Curieux mélanges des genres

C’est ce que soutenait l’ancien ministre de la ville. La Cour d’appel de Paris a retenu cette version, dans son arrêt du 30 septembre, en condamnant le CDR (c’est-à-dire l’Etat) à lui verser 135 millions d’euros à titre de dommages et intérêts, tout en rappelant que la banque avait manqué à son devoir de loyauté envers son client et s’était affranchi de tout souci de déontologie.

Il n’en fallait pas plus pour que Bernard Tapie, fidèle à sa légende, entonne les clairons de l’outragé enfin vengé. L’homme n’a jamais eu le triomphe (ni la défaite) modeste.

Ainsi, dans un entretien paru dans Le Figaro, daté de ce jour, tire-t-il les conséquences de cette victoire inespérée : « Les trois activités essentielles de ma vie : les affaires, la politique et le sport m’étaient interdites. Aujourd’hui, elles ne le sont plus » tout en indiquant vouloir participer au débat politique et « être utile comme (il l’a) toujours été. » Tout un programme !

Ironie du sort, alors que Tapie s’éloigne, peu à peu, des arcanes de la justice son ancien challenger entre dans la tournente. Robert-Louis Dreyfus qui, outre la reprise d’Adidas, avait succédé à Bernard Tapie à la tête de l’OM est renvoyé devant le tribunal correctionnel pour « abus de biens sociaux » dans la gestion du club marseillais de football.

Le ministre de l’Emploi, selon les déclarations faites au Figaro, aurait été l’un des premiers à féliciter l’ancien affairiste pour l’issue de son procès. Jean-Louis Borloo, qui est aussi avocat spécialiste des reprises d’entreprises, avait, pourtant, porté plainte contre Tapie pour tentative de corruption d’un joueur dans le match OM -Valenciennes. A l’époque un procureur de la République, qui allait faire parler de lui par la suite, y avait tenu la main : Eric de Montgolfier.

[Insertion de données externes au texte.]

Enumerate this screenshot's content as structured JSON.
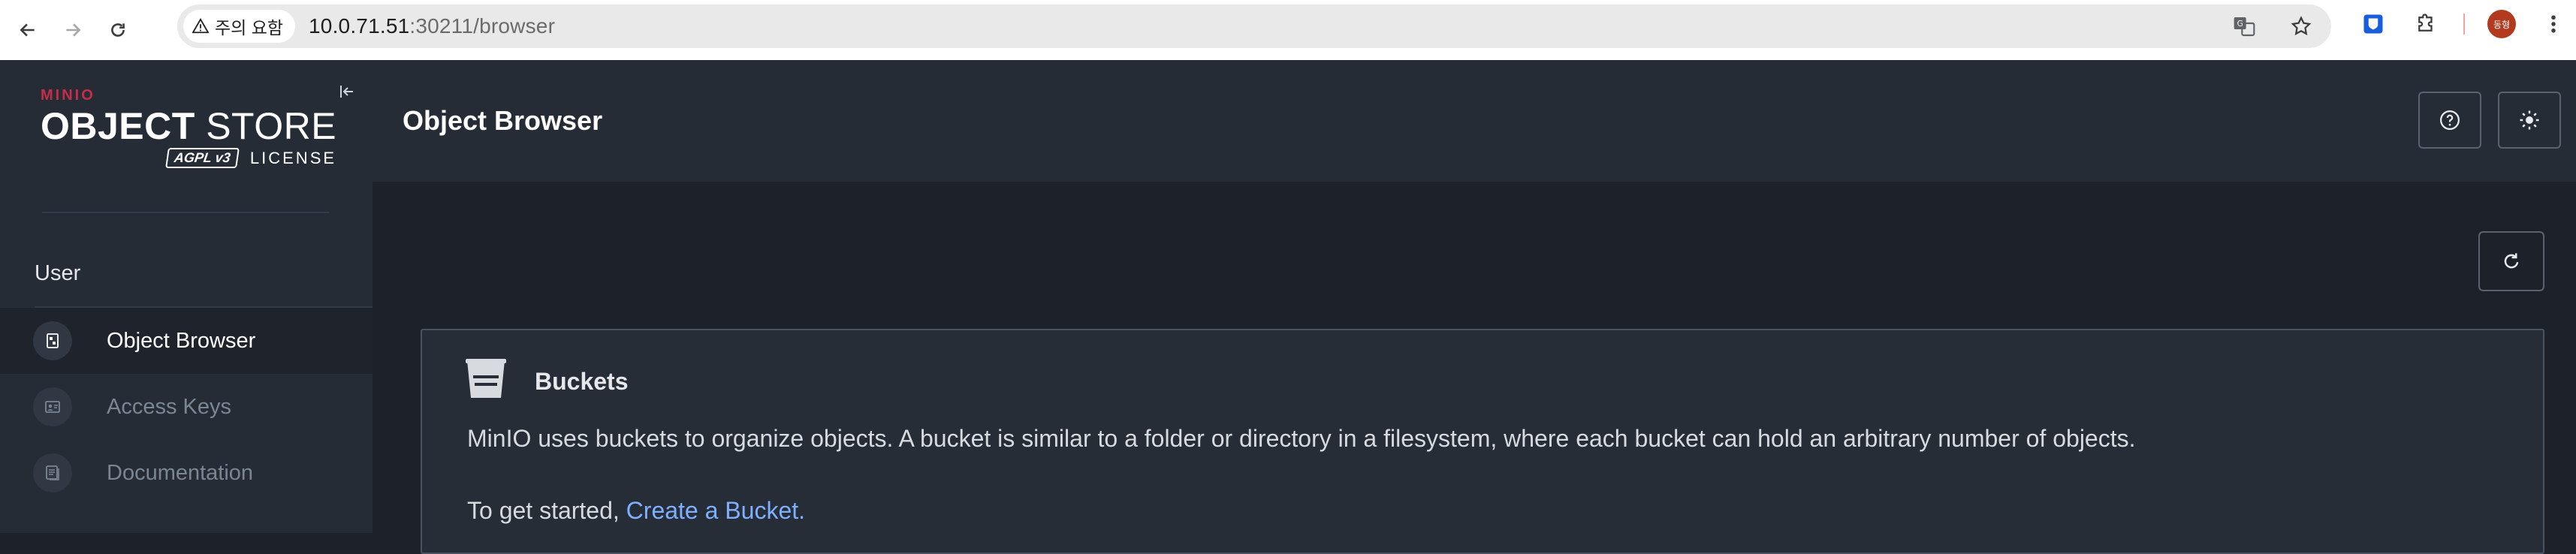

Bref, nous restons entre gens de bonne compagnie. Le principal n’est-il pas que pendant les affaires, les affaires continuent ?

Ce sont les contribuables qui, au final, règleront la note à laquelle j’ajoutera celle d’Exécutive Life et peut être les autres dommages intérêts que Bernard Tapie à l’intention de réclamer pour le « préjudice moral » qu’il a subi.

Pendant ce temps-là, le Crédit Lyonnais, histoire de se refaire une virginité, change son nom en LCL ... comme Le Citoyen Lésé sans doute.

Article paru dans le blog "SARTRE" de Bernard Lallement

- http://sartre.blogspirit.com

Mots clés : Bernard Lallement / Commerce-Indus.-Bourse / Dazibao / Justice-Droit /

Messages

  • La vraie question dans tout ça :

    Pourquoi est-ce qu’on remet Tapie en selle (de vélo, bien sûr) ? Et qui ?

    • C’est sans doute ça qu’on apelle la prime à le crapule sortante...

      Escroquez, escroquez, il en restera toujours quelque chose. Mais faites le en grand ! Qui vole un boeuf... est récompensé par la justice.

      Au fond cet homme s’est trompé de pays. En Italie, il serait premier ministre.

    • Le monde des affaires est dur.
      Tapie n’a jamais caché ses objectifs.
      Un de ses cabinets conseils était le cabinet de Me Jean Louis Borloo, aujourd’hui Ministre, quand Tapie a voulu créer Bernard Tapie Finance, Borloo été opposé, de ce fait, Tapie a quitté ce cabinet pour un autre.
      L’adieu, ce jour là : " un jour on se retrouvera".
      Pourquoi OM-Valencienne ? Une réponse piège ? sait-on jamais ?
      Dur, dur de jouer en haut du tableau...
      Tapie, par contre, a été grugé, même s’il ne s’est pas gêné dans sa carrière, c’est simplement cette fois, un juste retour des choses qui va coûter cher aux contribuables.